The PASS threshold consumes the calibrated value only behind LLM_COUNCIL_CALIBRATED_CONFIDENCE=true (default off).

Screening judge (ADR-047, opt-in)

A single quick-tier model can pre-screen easy changes (LLM_COUNCIL_SCREENING=shadow|active; default off). Blocking-capable requests (blocking evidence, security focus, risk-glob paths) are never screened — the full council always runs for those. Start with shadow and read .council/screening/decisions.jsonl before trusting active.

Evidence injection (ADR-042)

Feed upstream tool output (linters, scanners) as structured evidence; the council must disposition each item. strength: blocking items make the request blocking-capable.
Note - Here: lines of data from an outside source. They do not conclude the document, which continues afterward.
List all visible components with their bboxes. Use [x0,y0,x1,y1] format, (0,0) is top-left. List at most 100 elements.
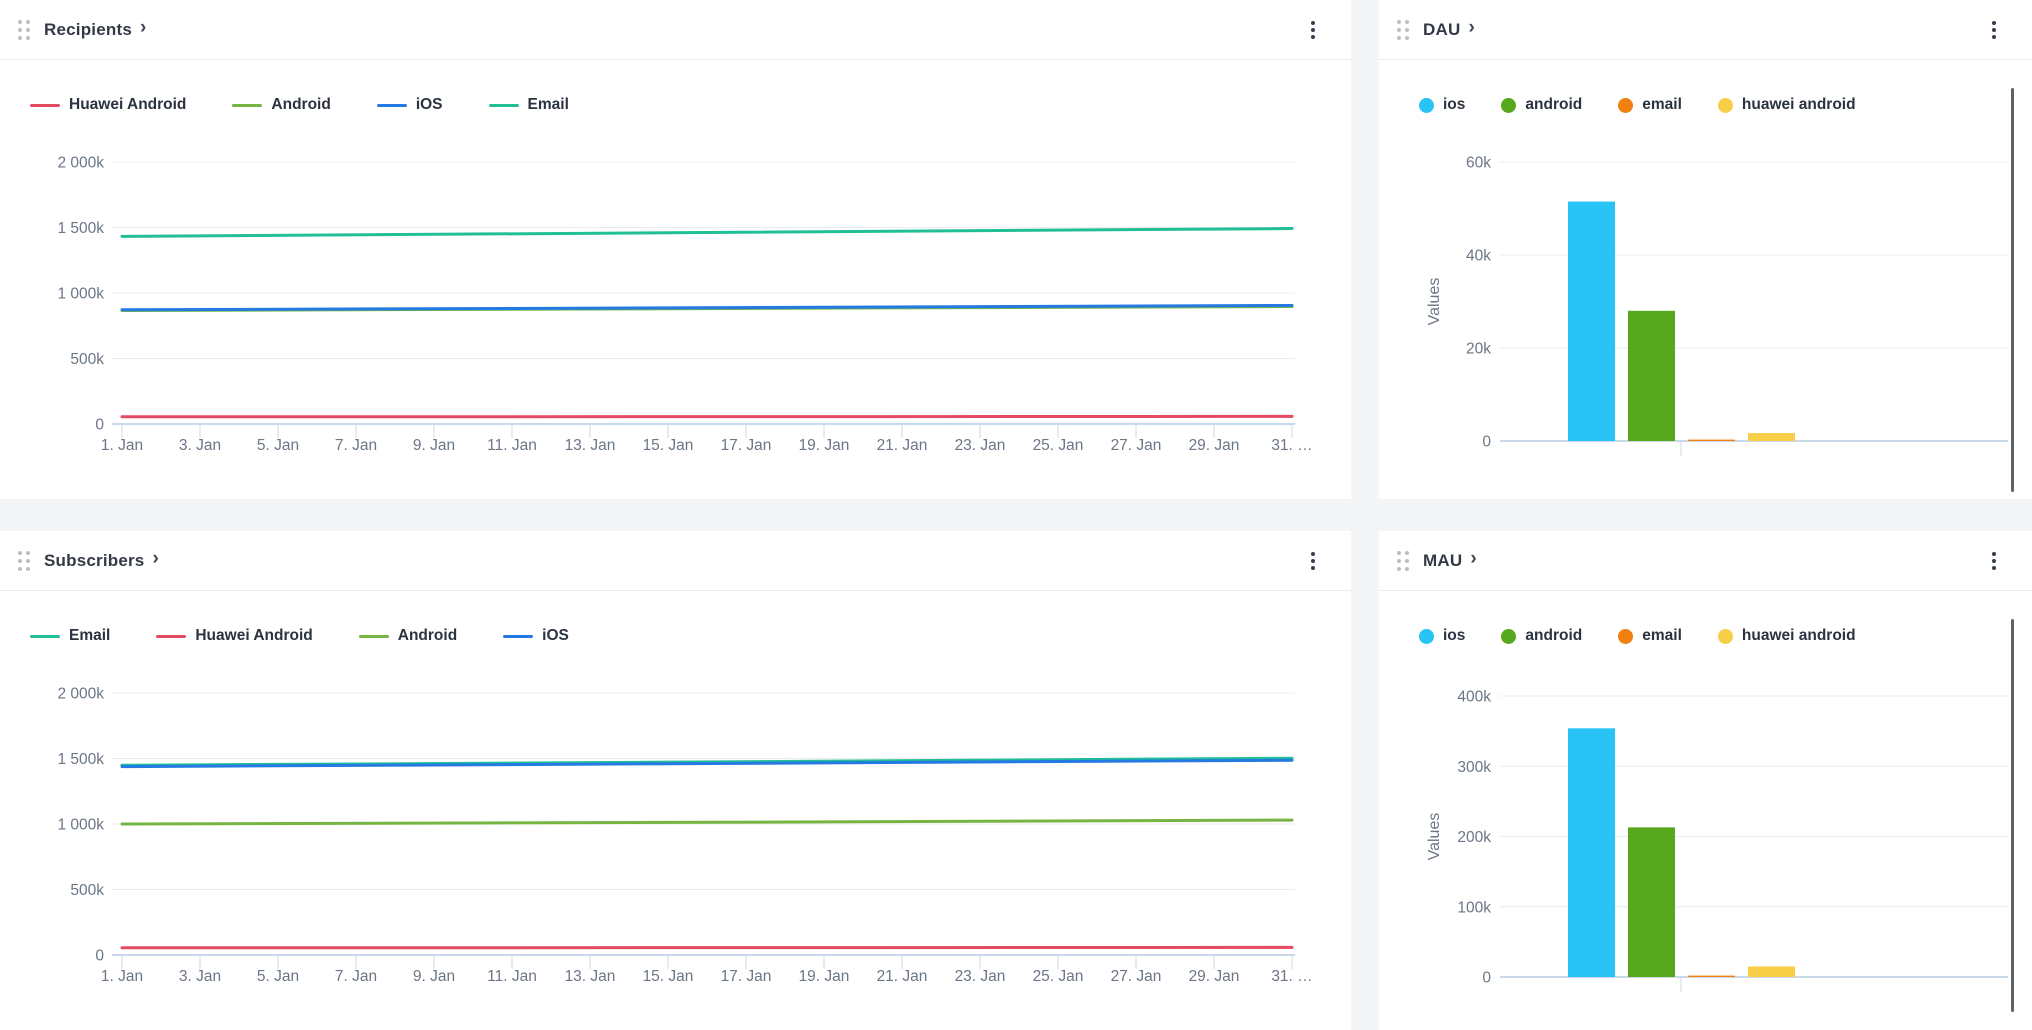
legend-label: Email [527,96,569,113]
legend-item[interactable]: ios [1419,627,1465,645]
panel-dau: DAU › ios android email huawei android 0 20k… [1379,0,2032,499]
legend-label: iOS [542,627,569,644]
kebab-menu-icon[interactable] [1986,547,2002,575]
bar-huawei-android[interactable] [1748,966,1795,977]
legend-item[interactable]: huawei android [1717,627,1856,645]
scrollbar-thumb[interactable] [2011,88,2014,492]
x-tick-label: 21. Jan [877,968,928,985]
series-line[interactable] [120,227,1294,238]
bar-android[interactable] [1628,310,1675,441]
panel-mau: MAU › ios android email huawei android 0 100… [1379,531,2032,1030]
legend-item[interactable]: Android [358,627,458,645]
legend-item[interactable]: iOS [503,627,569,645]
y-tick-label: 40k [1466,248,1491,265]
y-tick-label: 500k [70,882,104,899]
scrollbar-thumb[interactable] [2011,619,2014,1012]
x-tick-label: 27. Jan [1111,968,1162,985]
legend-marker-icon [1419,97,1434,113]
x-tick-label: 19. Jan [799,968,850,985]
x-tick-label: 15. Jan [643,968,694,985]
legend-label: iOS [415,96,443,113]
x-tick-label: 7. Jan [335,437,377,454]
legend-item[interactable]: Email [30,627,110,645]
y-tick-label: 400k [1457,689,1491,706]
drag-handle-icon[interactable] [1395,18,1411,42]
line-chart[interactable]: 0 500k 1 000k 1 500k 2 000k 1. Jan 3. Jan 5. Ja… [0,651,1351,997]
bar-android[interactable] [1628,827,1675,977]
legend-marker-icon [358,634,389,638]
kebab-menu-icon[interactable] [1305,16,1321,44]
bar-chart[interactable]: 0 20k 40k 60k Values [1379,120,2032,499]
legend-label: ios [1443,96,1466,113]
series-line[interactable] [120,818,1294,826]
y-tick-label: 0 [1482,970,1491,987]
y-tick-label: 1 000k [57,286,104,303]
x-tick-label: 29. Jan [1189,437,1240,454]
legend: ios android email huawei android [1379,88,2032,122]
legend-item[interactable]: huawei android [1717,96,1856,114]
legend-item[interactable]: Email [488,96,569,114]
x-tick-label: 17. Jan [721,968,772,985]
legend-marker-icon [1501,97,1517,113]
bar-ios[interactable] [1568,201,1615,441]
x-tick-label: 15. Jan [643,437,694,454]
legend-item[interactable]: email [1618,96,1682,114]
legend-label: Huawei Android [195,627,313,644]
panel-title[interactable]: Subscribers [44,550,145,570]
bar-chart[interactable]: 0 100k 200k 300k 400k Values [1379,651,2032,1030]
legend-item[interactable]: Android [232,96,331,114]
legend-item[interactable]: android [1501,96,1582,114]
bar-huawei-android[interactable] [1748,433,1795,441]
x-tick-label: 23. Jan [955,437,1006,454]
bar-email[interactable] [1688,439,1735,441]
y-tick-label: 2 000k [57,686,104,703]
bar-ios[interactable] [1568,728,1615,977]
panel-title[interactable]: DAU [1423,19,1461,39]
legend-item[interactable]: android [1501,627,1582,645]
line-chart[interactable]: 0 500k 1 000k 1 500k 2 000k 1. Jan 3. Jan 5. Ja… [0,120,1351,466]
series-line[interactable] [120,303,1294,312]
y-tick-label: 2 000k [57,155,104,172]
x-tick-label: 31. … [1271,437,1312,454]
y-tick-label: 100k [1457,899,1491,916]
legend-label: Android [397,627,458,644]
legend: Email Huawei Android Android iOS [0,619,1351,653]
y-tick-label: 1 500k [57,220,104,237]
chevron-right-icon: › [152,548,159,569]
drag-handle-icon[interactable] [16,549,32,573]
x-tick-label: 3. Jan [179,437,221,454]
y-tick-label: 0 [95,417,104,434]
x-tick-label: 19. Jan [799,437,850,454]
x-tick-label: 1. Jan [101,968,143,985]
panel-title[interactable]: Recipients [44,19,132,39]
drag-handle-icon[interactable] [1395,549,1411,573]
panel-subscribers: Subscribers › Email Huawei Android Android… [0,531,1351,1030]
x-tick-label: 23. Jan [955,968,1006,985]
legend-item[interactable]: Huawei Android [30,96,186,114]
legend-label: email [1642,96,1682,113]
x-tick-label: 13. Jan [565,968,616,985]
legend: Huawei Android Android iOS Email [0,88,1351,122]
kebab-menu-icon[interactable] [1305,547,1321,575]
legend-marker-icon [1501,628,1517,644]
x-tick-label: 13. Jan [565,437,616,454]
legend-item[interactable]: email [1618,627,1682,645]
y-tick-label: 1 500k [57,751,104,768]
legend-marker-icon [488,103,519,107]
x-tick-label: 9. Jan [413,968,455,985]
legend-item[interactable]: Huawei Android [156,627,313,645]
kebab-menu-icon[interactable] [1986,16,2002,44]
series-line[interactable] [120,758,1294,769]
panel-title[interactable]: MAU [1423,550,1463,570]
legend-label: ios [1443,627,1466,644]
y-tick-label: 300k [1457,759,1491,776]
legend-item[interactable]: ios [1419,96,1465,114]
x-tick-label: 7. Jan [335,968,377,985]
x-tick-label: 25. Jan [1033,968,1084,985]
y-tick-label: 0 [95,948,104,965]
drag-handle-icon[interactable] [16,18,32,42]
legend-marker-icon [503,634,534,638]
legend-marker-icon [1419,628,1434,644]
bar-email[interactable] [1688,975,1735,977]
legend-item[interactable]: iOS [376,96,443,114]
Prompt-cache cost note (ADR-049)

Verification prompts are assembled stable-prefix-first and cached on Anthropic council members (0.1× read price on repeat rounds; verified on the OpenRouter route). Multi-round verify sessions on the same subject are therefore much cheaper than round 1. The verify path uses a 1-hour cache TTL by default (rounds typically land 3–11 minutes apart); LLM_COUNCIL_PROMPT_CACHE_TTL=5m|1h overrides it, and LLM_COUNCIL_PROMPT_CACHING=false disables injection entirely. input_metrics reports cached_tokens (reads), cache_write_tokens, and cache_session_id — zero reads across rounds means a broken prefix or a lapsed TTL.

Operational tips

  • Scope target_paths to the files that changed — whole-file expansion of pre-existing code invites off-scope findings.
  • Repeated re-verification of the same scrutinized files hits diminishing returns; act on verdicts rather than re-rolling them.
  • Every run persists a full transcript under .council/logs/<timestamp-id>/ (the audit MCP tool retrieves them).